About this Alzheimer’s disease research news
Author: Julia Weiller
Source: TO RUB
Contact: Julia Weiler – RUB
Image: Image is in public domain
Original research: Free access.
“Amyloid-beta misfolding and GFAP predict the risk of clinical diagnosis of Alzheimer’s disease within 17 years” by Klaus Gerwert et al. Alzheimer’s and dementia
Beta-amyloid misfolding and GFAP predict risk of clinical diagnosis of Alzheimer’s disease within 17 years
Blood biomarkers for Alzheimer’s disease (AD) are urgently needed. Here, four plasma biomarkers were measured at baseline in a community cohort followed for 17 years, and the association with clinical risk of AD was determined.
Amyloid beta (Aβ) misfolding status as a structure-based biomarker along with concentration levels of phosphorylated tau 181 (P-tau181), glial fibrillary acidic protein (GFAP), and neurofilament lumen (NfL) were determined at baseline in the heparinized plasma of 68 participants who were diagnosed with AD and 240 controls without a diagnosis of dementia throughout follow-up.

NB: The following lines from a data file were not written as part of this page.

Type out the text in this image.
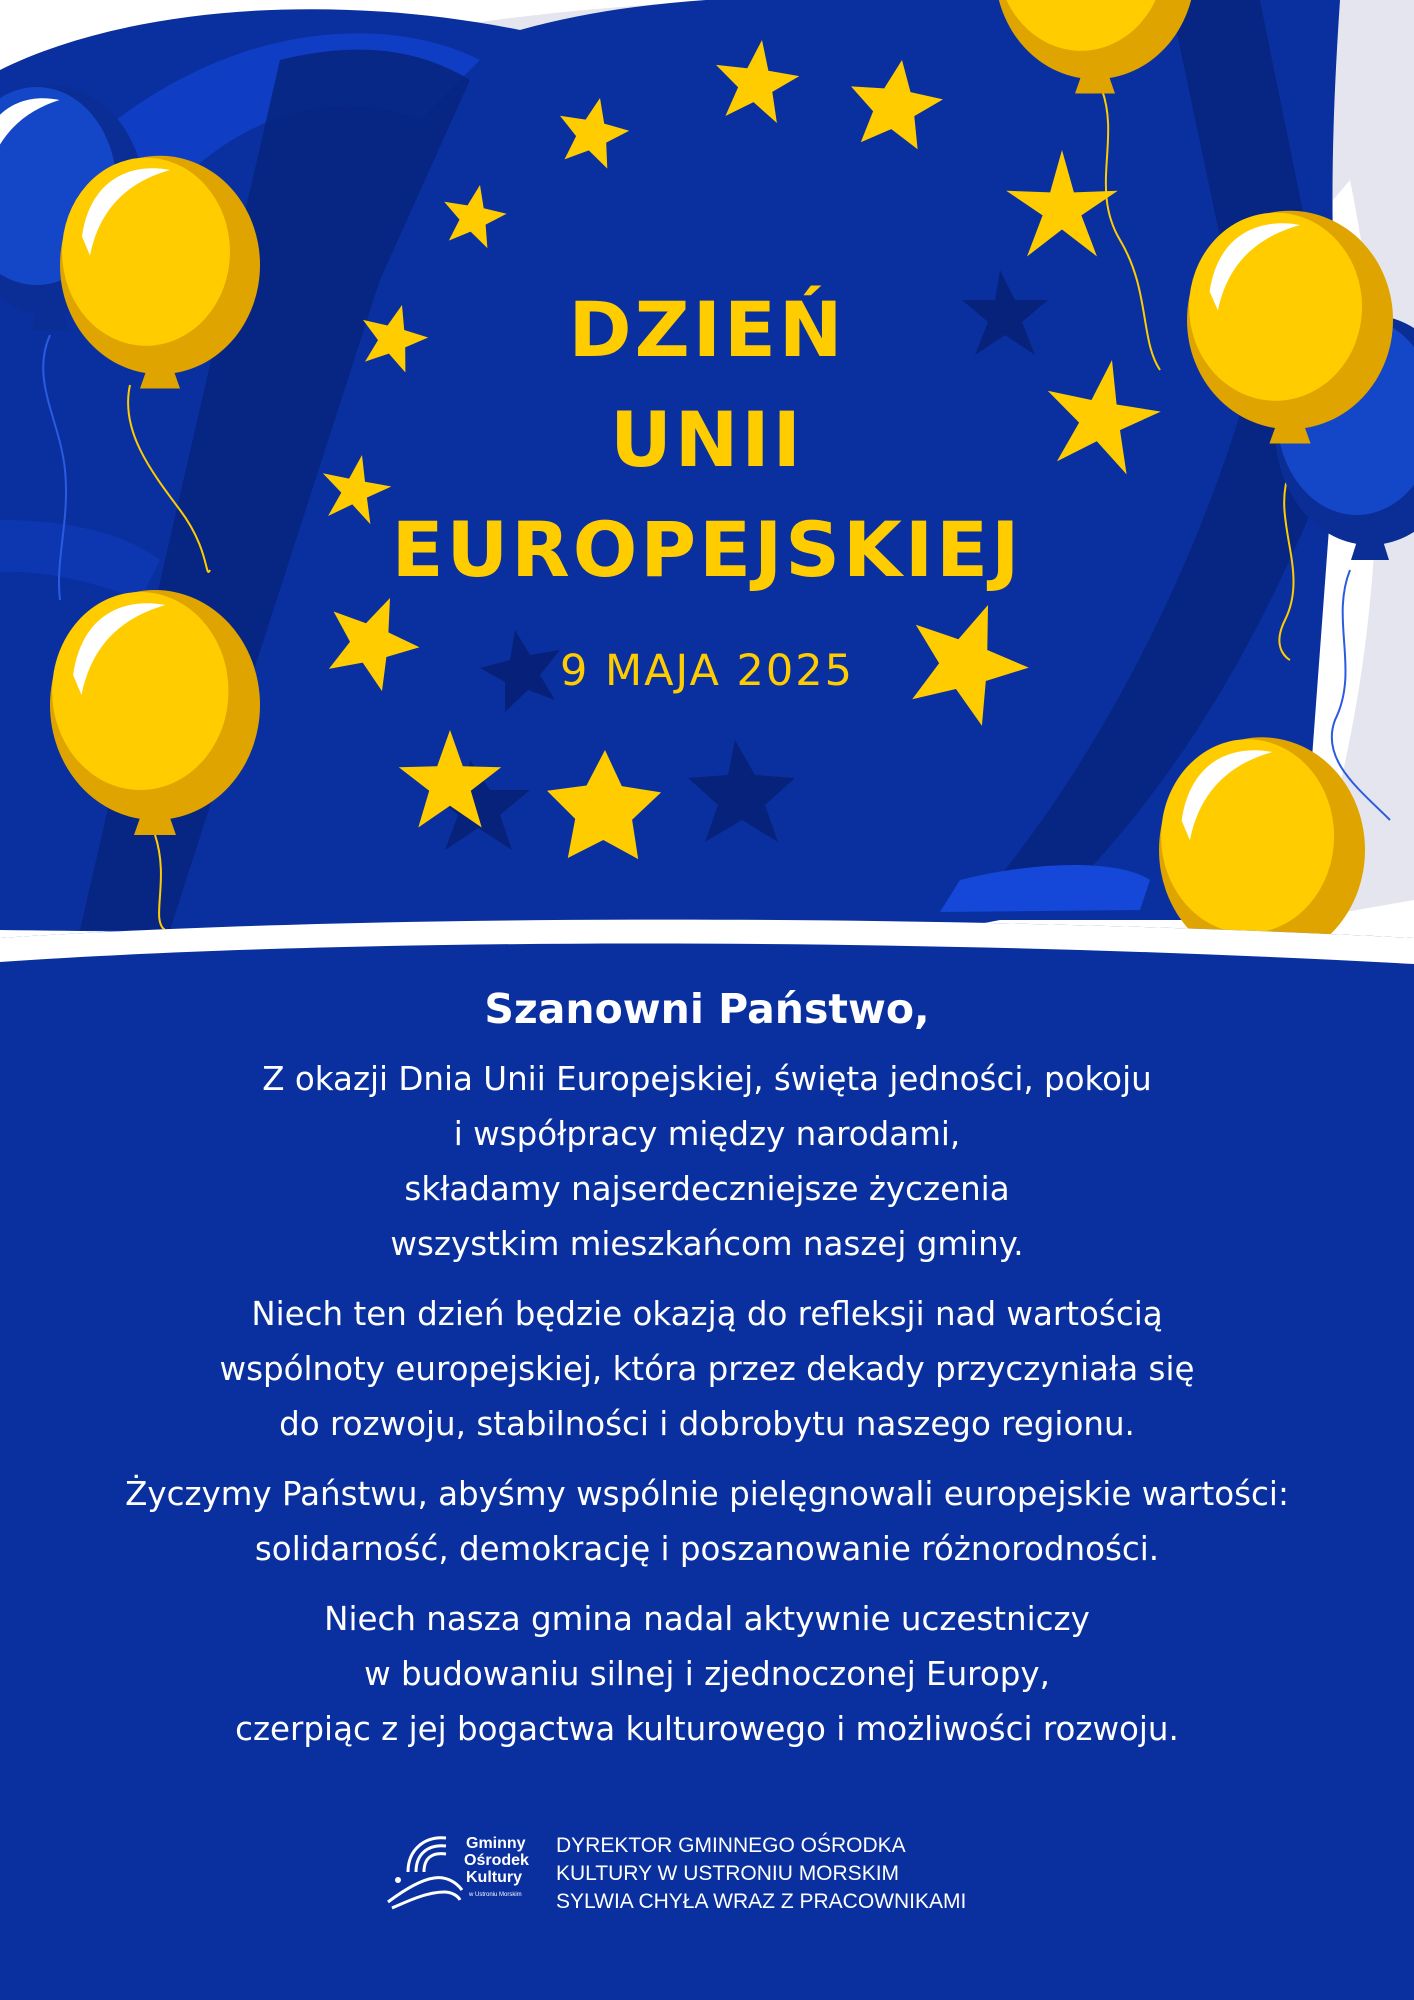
DZIEŃ
UNII
EUROPEJSKIEJ
9 MAJA 2025
Szanowni Państwo,

Z okazji Dnia Unii Europejskiej, święta jedności, pokoju
i współpracy między narodami,
składamy najserdeczniejsze życzenia
wszystkim mieszkańcom naszej gminy.

Niech ten dzień będzie okazją do refleksji nad wartością
wspólnoty europejskiej, która przez dekady przyczyniała się
do rozwoju, stabilności i dobrobytu naszego regionu.

Życzymy Państwu, abyśmy wspólnie pielęgnowali europejskie wartości:
solidarność, demokrację i poszanowanie różnorodności.

Niech nasza gmina nadal aktywnie uczestniczy
w budowaniu silnej i zjednoczonej Europy,
czerpiąc z jej bogactwa kulturowego i możliwości rozwoju.

Gminny
Ośrodek
Kultury
w Ustroniu Morskim
DYREKTOR GMINNEGO OŚRODKA
KULTURY W USTRONIU MORSKIM
SYLWIA CHYŁA WRAZ Z PRACOWNIKAMI
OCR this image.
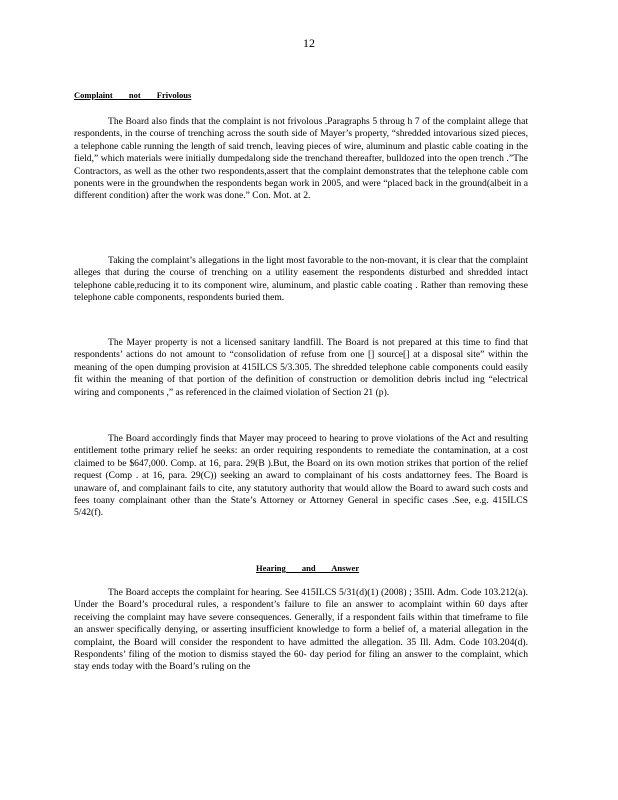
12
Complaint not Frivolous

The Board also finds that the complaint is not frivolous .Paragraphs 5 throug h 7 of the complaint allege that respondents, in the course of trenching across the south side of Mayer’s property, “shredded intovarious sized pieces, a telephone cable running the length of said trench, leaving pieces of wire, aluminum and plastic cable coating in the field,” which materials were initially dumpedalong side the trenchand thereafter, bulldozed into the open trench .”The Contractors, as well as the other two respondents,assert that the complaint demonstrates that the telephone cable com ponents were in the groundwhen the respondents began work in 2005, and were “placed back in the ground(albeit in a different condition) after the work was done.” Con. Mot. at 2.

Taking the complaint’s allegations in the light most favorable to the non-movant, it is clear that the complaint alleges that during the course of trenching on a utility easement the respondents disturbed and shredded intact telephone cable,reducing it to its component wire, aluminum, and plastic cable coating . Rather than removing these telephone cable components, respondents buried them.

The Mayer property is not a licensed sanitary landfill. The Board is not prepared at this time to find that respondents’ actions do not amount to “consolidation of refuse from one [] source[] at a disposal site” within the meaning of the open dumping provision at 415ILCS 5/3.305. The shredded telephone cable components could easily fit within the meaning of that portion of the definition of construction or demolition debris includ ing “electrical wiring and components ,” as referenced in the claimed violation of Section 21 (p).

The Board accordingly finds that Mayer may proceed to hearing to prove violations of the Act and resulting entitlement tothe primary relief he seeks: an order requiring respondents to remediate the contamination, at a cost claimed to be $647,000. Comp. at 16, para. 29(B ).But, the Board on its own motion strikes that portion of the relief request (Comp . at 16, para. 29(C)) seeking an award to complainant of his costs andattorney fees. The Board is unaware of, and complainant fails to cite, any statutory authority that would allow the Board to award such costs and fees toany complainant other than the State’s Attorney or Attorney General in specific cases .See, e.g. 415ILCS 5/42(f).

Hearing and Answer

The Board accepts the complaint for hearing. See 415ILCS 5/31(d)(1) (2008) ; 35Ill. Adm. Code 103.212(a). Under the Board’s procedural rules, a respondent’s failure to file an answer to acomplaint within 60 days after receiving the complaint may have severe consequences. Generally, if a respondent fails within that timeframe to file an answer specifically denying, or asserting insufficient knowledge to form a belief of, a material allegation in the complaint, the Board will consider the respondent to have admitted the allegation. 35 Ill. Adm. Code 103.204(d). Respondents’ filing of the motion to dismiss stayed the 60- day period for filing an answer to the complaint, which stay ends today with the Board’s ruling on the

Aβ misfolding showed high disease prediction accuracy of AD diagnosis within 17 years. Among concentration markers, GFAP showed the best performance, followed by NfL and P-tau181. The combination of Aβ misfolding and GFAP increased accuracy.
Aβ misfolding and GFAP have shown strong ability to predict clinical risk of AD and may be important early markers of AD risk. Aβ misfolding illustrated its potential as a screening tool for AD risk stratification in the elderly.